There are several steps in the fusion process, but the basic idea is that individual Hydrogen protons fuse together, so that four hydrogen atoms eventually become one helium atom.
Helium has a slightly lower mass than the combined hydrogen nuclei. Where did that mass go? According to Einstein's formula of relativity, that mass was converted into energy. The Sun converts about 600 million tons of hydrogen into 596 million tons of helium every second, meaning 4 million tons of matter is turned into energy each second.

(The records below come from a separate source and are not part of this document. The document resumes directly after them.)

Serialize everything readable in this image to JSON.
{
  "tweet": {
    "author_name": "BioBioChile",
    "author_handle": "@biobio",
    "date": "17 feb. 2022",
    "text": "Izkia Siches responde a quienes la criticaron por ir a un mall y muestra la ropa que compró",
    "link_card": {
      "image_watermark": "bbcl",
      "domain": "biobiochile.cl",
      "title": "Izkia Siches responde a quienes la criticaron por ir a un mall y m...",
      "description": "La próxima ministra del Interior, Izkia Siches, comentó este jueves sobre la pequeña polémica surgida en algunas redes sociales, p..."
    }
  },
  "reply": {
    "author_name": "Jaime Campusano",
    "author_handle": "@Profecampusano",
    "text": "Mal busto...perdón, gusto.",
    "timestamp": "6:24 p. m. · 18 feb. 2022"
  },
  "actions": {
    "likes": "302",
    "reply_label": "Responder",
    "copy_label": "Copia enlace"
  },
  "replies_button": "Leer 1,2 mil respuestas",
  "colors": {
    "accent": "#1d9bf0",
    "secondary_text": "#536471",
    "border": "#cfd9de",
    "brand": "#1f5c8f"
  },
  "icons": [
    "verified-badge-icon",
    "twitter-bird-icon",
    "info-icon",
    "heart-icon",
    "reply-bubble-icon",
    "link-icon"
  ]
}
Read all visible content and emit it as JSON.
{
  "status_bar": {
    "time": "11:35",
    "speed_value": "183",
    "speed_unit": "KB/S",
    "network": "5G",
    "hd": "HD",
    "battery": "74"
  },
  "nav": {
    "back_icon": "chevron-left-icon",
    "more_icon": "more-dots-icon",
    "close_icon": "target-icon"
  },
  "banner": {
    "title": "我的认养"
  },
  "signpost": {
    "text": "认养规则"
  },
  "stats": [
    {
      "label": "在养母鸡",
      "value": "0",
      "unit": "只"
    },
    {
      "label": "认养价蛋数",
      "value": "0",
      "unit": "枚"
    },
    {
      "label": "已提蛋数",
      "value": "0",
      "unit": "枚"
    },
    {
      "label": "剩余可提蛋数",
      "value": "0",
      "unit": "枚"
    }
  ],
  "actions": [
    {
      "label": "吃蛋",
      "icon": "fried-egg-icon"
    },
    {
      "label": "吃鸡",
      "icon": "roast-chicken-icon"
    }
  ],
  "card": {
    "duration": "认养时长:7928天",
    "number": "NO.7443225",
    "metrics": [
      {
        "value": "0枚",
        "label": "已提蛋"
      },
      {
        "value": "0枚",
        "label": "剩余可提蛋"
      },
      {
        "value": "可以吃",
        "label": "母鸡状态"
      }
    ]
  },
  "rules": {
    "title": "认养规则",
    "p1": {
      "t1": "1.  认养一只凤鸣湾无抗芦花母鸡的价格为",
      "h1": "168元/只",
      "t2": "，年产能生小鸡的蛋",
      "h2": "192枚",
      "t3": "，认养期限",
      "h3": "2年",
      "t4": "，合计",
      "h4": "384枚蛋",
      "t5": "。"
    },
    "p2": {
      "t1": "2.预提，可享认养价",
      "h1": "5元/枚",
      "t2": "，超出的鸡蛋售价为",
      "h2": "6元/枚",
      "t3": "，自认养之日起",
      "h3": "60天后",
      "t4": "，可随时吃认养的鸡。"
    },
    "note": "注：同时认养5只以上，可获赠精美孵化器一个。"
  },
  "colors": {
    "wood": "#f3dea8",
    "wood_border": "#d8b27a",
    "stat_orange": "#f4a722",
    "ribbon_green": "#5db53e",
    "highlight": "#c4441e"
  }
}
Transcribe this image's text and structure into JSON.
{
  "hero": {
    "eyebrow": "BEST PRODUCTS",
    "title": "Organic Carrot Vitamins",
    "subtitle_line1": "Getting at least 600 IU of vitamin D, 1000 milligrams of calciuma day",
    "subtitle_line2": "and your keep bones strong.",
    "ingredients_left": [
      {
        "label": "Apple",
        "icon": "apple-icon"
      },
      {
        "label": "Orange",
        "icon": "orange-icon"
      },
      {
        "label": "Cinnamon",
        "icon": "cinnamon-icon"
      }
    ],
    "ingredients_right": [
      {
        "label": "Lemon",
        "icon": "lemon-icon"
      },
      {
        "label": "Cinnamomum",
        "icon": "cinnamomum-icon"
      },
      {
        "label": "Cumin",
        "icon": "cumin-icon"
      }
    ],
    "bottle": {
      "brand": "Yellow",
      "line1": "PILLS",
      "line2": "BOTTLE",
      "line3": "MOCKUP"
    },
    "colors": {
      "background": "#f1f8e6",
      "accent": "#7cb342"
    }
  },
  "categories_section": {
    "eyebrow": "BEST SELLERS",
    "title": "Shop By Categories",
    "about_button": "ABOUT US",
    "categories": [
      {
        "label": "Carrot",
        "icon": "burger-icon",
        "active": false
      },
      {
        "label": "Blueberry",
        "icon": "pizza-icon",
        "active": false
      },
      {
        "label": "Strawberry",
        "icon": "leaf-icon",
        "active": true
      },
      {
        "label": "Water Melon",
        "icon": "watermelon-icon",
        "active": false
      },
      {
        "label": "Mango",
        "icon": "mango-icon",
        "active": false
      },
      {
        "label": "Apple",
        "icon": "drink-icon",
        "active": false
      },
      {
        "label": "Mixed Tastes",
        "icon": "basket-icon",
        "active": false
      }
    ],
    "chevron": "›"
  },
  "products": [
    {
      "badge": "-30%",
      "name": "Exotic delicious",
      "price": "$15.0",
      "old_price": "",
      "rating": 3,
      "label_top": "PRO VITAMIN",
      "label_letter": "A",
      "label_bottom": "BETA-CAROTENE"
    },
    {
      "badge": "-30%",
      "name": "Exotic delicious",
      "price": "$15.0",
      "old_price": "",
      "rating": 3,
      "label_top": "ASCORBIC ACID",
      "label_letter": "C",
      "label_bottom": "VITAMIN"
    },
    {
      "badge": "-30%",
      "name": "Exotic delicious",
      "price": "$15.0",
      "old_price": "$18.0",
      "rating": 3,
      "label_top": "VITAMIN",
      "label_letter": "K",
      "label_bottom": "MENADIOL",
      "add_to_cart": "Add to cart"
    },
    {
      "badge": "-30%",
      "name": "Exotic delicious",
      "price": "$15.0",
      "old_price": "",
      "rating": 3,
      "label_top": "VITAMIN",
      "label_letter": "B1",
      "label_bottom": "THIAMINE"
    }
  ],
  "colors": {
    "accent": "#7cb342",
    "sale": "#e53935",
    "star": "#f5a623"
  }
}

Because the rate of nuclear fusion is so sensitive to temperature, gravitational equilibrium and energy balance act together to act as a thermostat and keep energy production steady.
Energy can take over a hundred thousand years to get from the core to the photosphere. The energy is first released from the core as photons of light, but due to the high density of the plasma in the radiation zone, the photons do not take a straight path out. They are constantly colliding with electrons and take a long time to work their way up to the convection zone.
Once the photons make it to the convection zone, the cooler temperature allows the plasma to absorb the photons instead of just bouncing them around. Through convection, the hot plasma rises and the cool plasma sinks, transporting the energy outward.
Once the photons reach the photosphere, the density of the gas is low enough that they can escape into space, emerging as thermal radiation.
The primary way we learn about what is happening inside the Sun is by creating mathematical models using the known laws of physics to predict internal conditions. These models are checked against observations of the Sun's size, surface temperature, energy output, and other observable properties of the Sun. Since current models match up to the observed properties accurately, the models of the Sun's interior appear to be correct.
Scientists also study vibrations of the Sun's surface kind of like how they study vibrations caused by earthquakes on Earth. This type of study is known as helioseismology.
Finally, in recent years, the development of neutrino detectors have allowed scientists to study solar neutrinos, a type of subatomic particle produced by nuclear fusion. This has provided further proof that the Sun's energy comes from nuclear fusion.